Thanks @danielroe, wow that's one heck of a beast, even crashed VS Code when I tried naively pasting it thinking it wouldn't exceed one line with wrapping enabled.

It feels a little dirty throwing in what seems to be a 14KiB regular expression just for truncating URLs, but I suppose if that's the best way to do it then that's what should be done.

I'll leave it to someone else to make the fix, just in case there's a better way. Crashing VS Code can't be a good sign :p

danielroe commented 1 year ago

I'm not sure the benefit is worth it. Just mentioning as it's pretty hard to see the actual regexp in the mastodon source code given that it is constructed dynamically at runtime.

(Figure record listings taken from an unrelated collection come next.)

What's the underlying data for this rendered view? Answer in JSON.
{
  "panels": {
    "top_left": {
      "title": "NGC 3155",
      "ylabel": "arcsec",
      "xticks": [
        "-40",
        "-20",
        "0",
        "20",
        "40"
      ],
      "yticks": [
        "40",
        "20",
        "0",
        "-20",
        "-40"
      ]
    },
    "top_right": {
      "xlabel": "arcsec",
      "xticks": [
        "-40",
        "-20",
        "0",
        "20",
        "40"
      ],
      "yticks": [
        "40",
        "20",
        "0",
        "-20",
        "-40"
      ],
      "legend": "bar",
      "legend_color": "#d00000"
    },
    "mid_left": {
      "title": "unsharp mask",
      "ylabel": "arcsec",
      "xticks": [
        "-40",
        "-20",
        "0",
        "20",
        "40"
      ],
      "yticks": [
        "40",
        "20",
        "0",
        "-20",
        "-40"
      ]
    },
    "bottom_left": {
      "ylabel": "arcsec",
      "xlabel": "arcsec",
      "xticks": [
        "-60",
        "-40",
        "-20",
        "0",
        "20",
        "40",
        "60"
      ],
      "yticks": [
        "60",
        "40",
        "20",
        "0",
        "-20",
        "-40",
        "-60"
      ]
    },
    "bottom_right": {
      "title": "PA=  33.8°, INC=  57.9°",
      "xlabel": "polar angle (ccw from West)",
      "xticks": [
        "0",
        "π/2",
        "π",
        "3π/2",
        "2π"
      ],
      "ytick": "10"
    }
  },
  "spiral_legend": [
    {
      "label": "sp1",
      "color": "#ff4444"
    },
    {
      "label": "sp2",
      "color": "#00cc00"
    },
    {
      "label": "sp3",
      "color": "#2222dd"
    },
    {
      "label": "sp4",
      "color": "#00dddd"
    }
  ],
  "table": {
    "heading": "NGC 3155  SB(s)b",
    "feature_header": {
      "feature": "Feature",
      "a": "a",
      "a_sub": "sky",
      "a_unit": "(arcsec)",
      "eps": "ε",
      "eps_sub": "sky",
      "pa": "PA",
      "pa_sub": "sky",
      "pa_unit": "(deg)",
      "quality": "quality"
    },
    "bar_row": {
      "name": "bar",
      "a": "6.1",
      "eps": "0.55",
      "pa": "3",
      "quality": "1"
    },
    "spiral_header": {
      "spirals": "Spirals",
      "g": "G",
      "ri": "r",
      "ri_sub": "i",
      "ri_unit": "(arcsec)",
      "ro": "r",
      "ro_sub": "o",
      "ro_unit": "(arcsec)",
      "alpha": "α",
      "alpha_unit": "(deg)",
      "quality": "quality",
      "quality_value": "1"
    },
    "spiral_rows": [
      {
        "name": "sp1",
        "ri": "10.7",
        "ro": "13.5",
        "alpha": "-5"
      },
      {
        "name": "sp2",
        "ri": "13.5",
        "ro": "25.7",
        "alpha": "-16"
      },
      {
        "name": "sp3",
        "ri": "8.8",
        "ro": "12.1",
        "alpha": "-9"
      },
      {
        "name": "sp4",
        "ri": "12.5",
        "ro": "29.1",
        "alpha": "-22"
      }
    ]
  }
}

patak-dev commented 1 year ago

Incredible. I agree using the full regex isn't worth it. One possible intermediate solution would be to use the regex in Mastodon as a base, but relax it until it is more manageable. It looks like a big chunk of it comes from the checking the domain is valid. That ends up bringing a harcoded lists of domains at some point for example. Maybe relaxing a few of these regexes from twitter could end up working out. I'm actually surprised Twitter and Mastodon are running this in the client 😮

ByCzech commented 1 year ago

Can confirm this bug. When URL in text is shorter than 23 chars, then isn't right counted. So for example, if URL has 19 chars, then is counted 19 instead of 23. Longer URLs are counted properly.